As Janet Yellen’s four-year term as Chair of the Federal Reserve ends we take stock of the US economy and the environment she will be leaving after completing her term.
Having limped along in the wake of the global financial crisis the US economy is starting to evidence self-sustaining growth. The US central bank’s speedy response to the financial crisis in 2007/08 is credited with averting an even deeper recession forecast at the time. Their adoption of ultra-loose monetary policy measures, such as quantitative easing (a method to inject new capital into the economy) and reductions to interest rates (taking them to historic lows) was successful in stimulating economic growth in the US. So, now that the economy has recovered, interest rates have begun to rise and quantitative easing is being scaled back.
To get a general sense of the US economy the table below highlights key economic data points. You can see that unemployment has fallen and inflation (CPI) and interest rates have nudged up. Preliminary estimates released last week show an increase in annualised US gross domestic product (GDP) of 2.6%, down relative to prior quarterly snapshots, but this is before the recent tax cuts begin to take effect.

Source: Bloomberg, 31 January 2018 – % represents annualised rates
Consumption is a big driver of growth in the US thus personal spending matters a great deal. Spending accelerated from 2.2% to 3.8% in the final quarter of the year. The number of Americans filing for unemployment is a good barometer of economic health. It has ticked up slightly but remains just above its 45-year low point. On this basis, it is not too surprising that real wage growth is starting to improve. Moreover, although interest rates have ticked up, credit (borrowing) costs remain cheap by historic standards. All in all, this promotes household spending and contributes to a prosperous economy.
The inflation conundrum:
Signs that a broad-based global economic recovery is gathering pace with real wage growth and sweeping tax cuts represent a red ‘inflation alert’ flag for some commentators. Ironically, the absence of inflation is something that worries the US Federal Reserve Bank (The Fed) but inflation watchers are now left wondering if the Fed is ‘behind the curve’, i.e. slow to raise interest rates leading to a situation whereby monetary policy must be tightened quickly to stop the economy overheating.

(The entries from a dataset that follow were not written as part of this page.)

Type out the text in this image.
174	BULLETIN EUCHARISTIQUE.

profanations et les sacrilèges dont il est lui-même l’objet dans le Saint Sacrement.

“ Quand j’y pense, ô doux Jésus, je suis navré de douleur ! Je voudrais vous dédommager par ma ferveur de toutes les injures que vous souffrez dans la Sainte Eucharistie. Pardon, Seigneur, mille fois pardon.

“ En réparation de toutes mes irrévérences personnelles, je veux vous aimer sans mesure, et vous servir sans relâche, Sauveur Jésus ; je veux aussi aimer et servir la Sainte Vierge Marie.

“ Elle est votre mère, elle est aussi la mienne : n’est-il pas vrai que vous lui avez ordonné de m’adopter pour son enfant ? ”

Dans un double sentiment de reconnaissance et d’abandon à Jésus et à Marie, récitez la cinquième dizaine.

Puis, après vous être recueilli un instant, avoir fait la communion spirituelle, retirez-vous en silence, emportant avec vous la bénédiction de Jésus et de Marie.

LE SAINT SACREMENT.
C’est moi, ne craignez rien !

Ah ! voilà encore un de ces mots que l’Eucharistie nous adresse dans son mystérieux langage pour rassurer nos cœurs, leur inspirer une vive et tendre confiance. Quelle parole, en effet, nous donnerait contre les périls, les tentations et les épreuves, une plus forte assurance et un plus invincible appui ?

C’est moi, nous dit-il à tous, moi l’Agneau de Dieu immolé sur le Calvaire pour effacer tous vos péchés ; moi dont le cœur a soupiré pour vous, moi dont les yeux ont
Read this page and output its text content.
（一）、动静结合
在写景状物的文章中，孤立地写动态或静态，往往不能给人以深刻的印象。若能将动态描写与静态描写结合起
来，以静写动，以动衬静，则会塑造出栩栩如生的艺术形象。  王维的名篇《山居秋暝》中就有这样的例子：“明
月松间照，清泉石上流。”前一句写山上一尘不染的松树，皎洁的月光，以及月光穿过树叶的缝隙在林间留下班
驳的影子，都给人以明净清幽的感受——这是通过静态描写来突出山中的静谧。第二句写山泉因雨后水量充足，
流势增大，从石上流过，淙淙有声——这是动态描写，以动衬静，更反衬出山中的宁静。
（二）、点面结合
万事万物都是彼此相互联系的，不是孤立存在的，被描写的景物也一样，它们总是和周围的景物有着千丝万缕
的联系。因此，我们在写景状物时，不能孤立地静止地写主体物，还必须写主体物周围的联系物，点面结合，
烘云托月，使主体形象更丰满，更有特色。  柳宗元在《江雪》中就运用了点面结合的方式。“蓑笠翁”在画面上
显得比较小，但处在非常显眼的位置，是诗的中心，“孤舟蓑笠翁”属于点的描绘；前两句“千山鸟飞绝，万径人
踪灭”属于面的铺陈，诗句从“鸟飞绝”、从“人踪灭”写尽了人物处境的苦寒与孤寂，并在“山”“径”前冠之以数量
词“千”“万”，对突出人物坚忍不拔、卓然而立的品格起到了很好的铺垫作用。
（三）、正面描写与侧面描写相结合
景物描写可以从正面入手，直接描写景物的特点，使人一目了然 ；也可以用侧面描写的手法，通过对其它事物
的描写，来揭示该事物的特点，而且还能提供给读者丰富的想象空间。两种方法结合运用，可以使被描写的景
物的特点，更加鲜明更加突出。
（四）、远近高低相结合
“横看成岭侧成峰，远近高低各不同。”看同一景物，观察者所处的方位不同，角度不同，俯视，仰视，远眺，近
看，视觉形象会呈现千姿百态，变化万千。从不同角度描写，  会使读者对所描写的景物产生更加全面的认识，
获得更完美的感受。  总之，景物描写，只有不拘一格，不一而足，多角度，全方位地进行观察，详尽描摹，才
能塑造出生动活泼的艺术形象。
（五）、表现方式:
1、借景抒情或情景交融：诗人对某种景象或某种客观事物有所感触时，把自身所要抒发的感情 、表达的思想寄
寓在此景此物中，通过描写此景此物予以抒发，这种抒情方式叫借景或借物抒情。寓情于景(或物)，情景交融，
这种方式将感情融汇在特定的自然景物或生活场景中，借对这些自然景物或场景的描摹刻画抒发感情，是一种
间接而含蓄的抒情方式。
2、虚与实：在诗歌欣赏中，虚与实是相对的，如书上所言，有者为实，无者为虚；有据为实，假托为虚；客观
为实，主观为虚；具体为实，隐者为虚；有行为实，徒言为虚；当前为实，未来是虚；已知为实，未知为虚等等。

While this is a risk, we note that the 10-year inflation breakeven rate, calculated by taking the difference in yield between a government bond and inflation linked bonds of the same term, is currently at 2.1%. This is in line with today’s consumer price inflation (CPI) of 2.1%.
US (1OYR) Breakeven Rate and US Inflation (CPI) – 5 Year Period

Source: Bloomberg, 02 February 2018
The Federal Open Market Committee (FOMC) acknowledge that inflation expectations have recently increased, and expect the rate of price changes “to move up this year” and stabilise around its 2% objective “over the medium term”.